Mr. Dix writes that an immature specimen, in the Stackpole Court collection, was shot near Pembroke mill-pond by Mr. Tracy, about the year 1857. Within twenty yards of the same spot Mr. Tracy shot another, which he forwarded to Mr. Dix. This was on December 7th, 1868. It proved to be a male, and had a single occipital plume about three inches long, white, tipped with dark brown; the back and wings were beautifully shot with olive green; the white spots on the back and wing coverts, Mr. Dix adds, were more distinct and larger than they are represented in Yarrell’s figure.
Mr. H. Mathias has informed us that a Night Heron was shot in the Lord’s meadow, at Lamphey, when he was a boy. Two others were killed near Kingsbridge, Pembroke; one of these Mr. Mathias saw in the shop of Mr.
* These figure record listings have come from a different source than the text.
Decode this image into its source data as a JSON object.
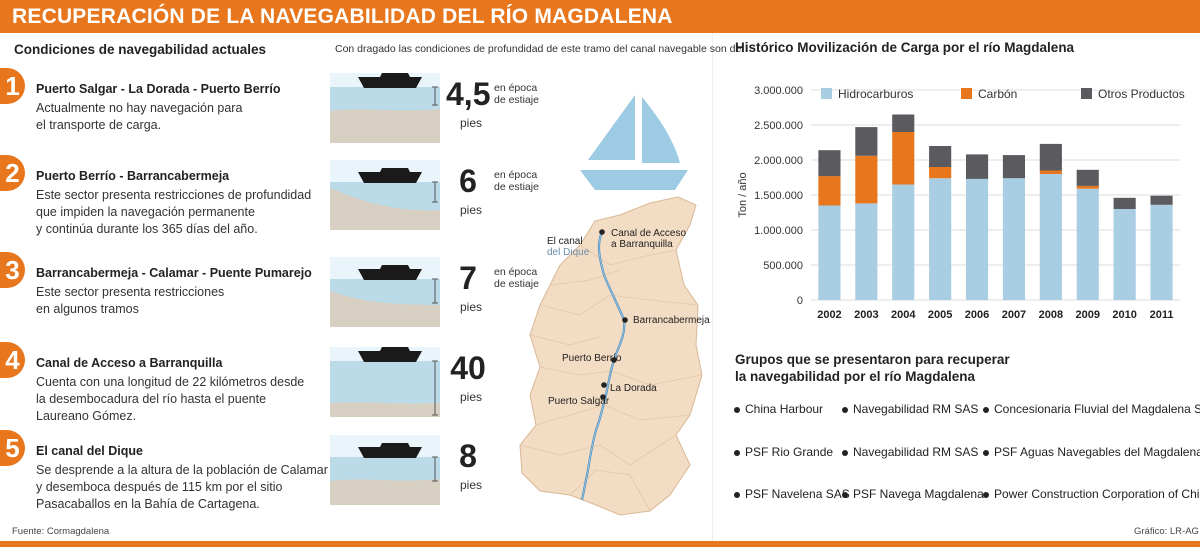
{
  "header": {
    "title": "RECUPERACIÓN DE LA NAVEGABILIDAD DEL RÍO MAGDALENA"
  },
  "left": {
    "section_title": "Condiciones de navegabilidad actuales",
    "dredge_note": "Con dragado las condiciones de profundidad de este tramo del canal navegable son de",
    "conditions": [
      {
        "num": "1",
        "title": "Puerto Salgar - La Dorada - Puerto Berrío",
        "desc": [
          "Actualmente no hay navegación para",
          "el transporte de carga."
        ],
        "depth": "4,5",
        "unit": "pies",
        "season": [
          "en época",
          "de estiaje"
        ]
      },
      {
        "num": "2",
        "title": "Puerto Berrío - Barrancabermeja",
        "desc": [
          "Este sector presenta restricciones de profundidad",
          "que impiden la navegación permanente",
          "y continúa durante los 365 días del año."
        ],
        "depth": "6",
        "unit": "pies",
        "season": [
          "en época",
          "de estiaje"
        ]
      },
      {
        "num": "3",
        "title": "Barrancabermeja - Calamar  - Puente Pumarejo",
        "desc": [
          "Este sector presenta restricciones",
          "en algunos tramos"
        ],
        "depth": "7",
        "unit": "pies",
        "season": [
          "en época",
          "de estiaje"
        ]
      },
      {
        "num": "4",
        "title": "Canal de Acceso a Barranquilla",
        "desc": [
          "Cuenta con una longitud de 22 kilómetros desde",
          "la desembocadura del río hasta el puente",
          "Laureano Gómez."
        ],
        "depth": "40",
        "unit": "pies"
      },
      {
        "num": "5",
        "title": "El canal del Dique",
        "desc": [
          "Se desprende a la altura de la población de Calamar",
          "y desemboca después de 115 km por el sitio",
          "Pasacaballos en la Bahía de Cartagena."
        ],
        "depth": "8",
        "unit": "pies"
      }
    ],
    "map": {
      "canal_dique": [
        "El canal",
        "del Dique"
      ],
      "canal_acceso": [
        "Canal de Acceso",
        "a Barranquilla"
      ],
      "barrancabermeja": "Barrancabermeja",
      "puerto_berrio": "Puerto Berrío",
      "la_dorada": "La Dorada",
      "puerto_salgar": "Puerto Salgar"
    },
    "source": "Fuente: Cormagdalena"
  },
  "chart_data": {
    "type": "bar",
    "stacked": true,
    "title": "Histórico Movilización de Carga por el río Magdalena",
    "ylabel": "Ton / año",
    "xlabel": "",
    "ylim": [
      0,
      3000000
    ],
    "yticks": [
      "0",
      "500.000",
      "1.000.000",
      "1.500.000",
      "2.000.000",
      "2.500.000",
      "3.000.000"
    ],
    "ytick_values": [
      0,
      500000,
      1000000,
      1500000,
      2000000,
      2500000,
      3000000
    ],
    "categories": [
      "2002",
      "2003",
      "2004",
      "2005",
      "2006",
      "2007",
      "2008",
      "2009",
      "2010",
      "2011"
    ],
    "series": [
      {
        "name": "Hidrocarburos",
        "color": "#a9cde3",
        "values": [
          1350000,
          1380000,
          1650000,
          1740000,
          1730000,
          1740000,
          1800000,
          1590000,
          1300000,
          1360000
        ]
      },
      {
        "name": "Carbón",
        "color": "#e8761c",
        "values": [
          420000,
          680000,
          750000,
          160000,
          0,
          0,
          50000,
          40000,
          0,
          0
        ]
      },
      {
        "name": "Otros Productos",
        "color": "#5a5a5f",
        "values": [
          370000,
          410000,
          250000,
          300000,
          350000,
          330000,
          380000,
          230000,
          160000,
          130000
        ]
      }
    ],
    "legend_position": "top",
    "grid": true
  },
  "groups": {
    "title": [
      "Grupos que se presentaron para recuperar",
      "la navegabilidad por el río Magdalena"
    ],
    "items": [
      "China Harbour",
      "Navegabilidad RM SAS",
      "Concesionaria Fluvial del Magdalena SAS",
      "PSF Rio Grande",
      "Navegabilidad RM SAS",
      "PSF Aguas Navegables del Magdalena SA",
      "PSF Navelena SAS",
      "PSF Navega Magdalena",
      "Power Construction Corporation of China"
    ]
  },
  "credit": "Gráfico: LR-AG",
  "colors": {
    "accent": "#e8761c",
    "water": "#bcdbe9",
    "sand": "#d7cfc2",
    "map": "#f3dcc4",
    "boat_icon": "#9ccbe3"
  }
}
Tracy, at Pembroke, immediately after it was shot. These two specimens are, without doubt, those mentioned by Mr. Dix. In 1876, three Night Herons roosted for several days in a tree in a garden belonging to Canon Lewis, at St. David’s, within thirty yards of the Cathedral. One was shot, on May 12th, and proved a fine adult male, with three white occipital plumes. This handsome specimen is now in the possession of Dr. Propert, of St. David’s. The Night Heron, like many of the family, is a nocturnal feeder, hiding itself, and roosting during the day in thick bushes and trees.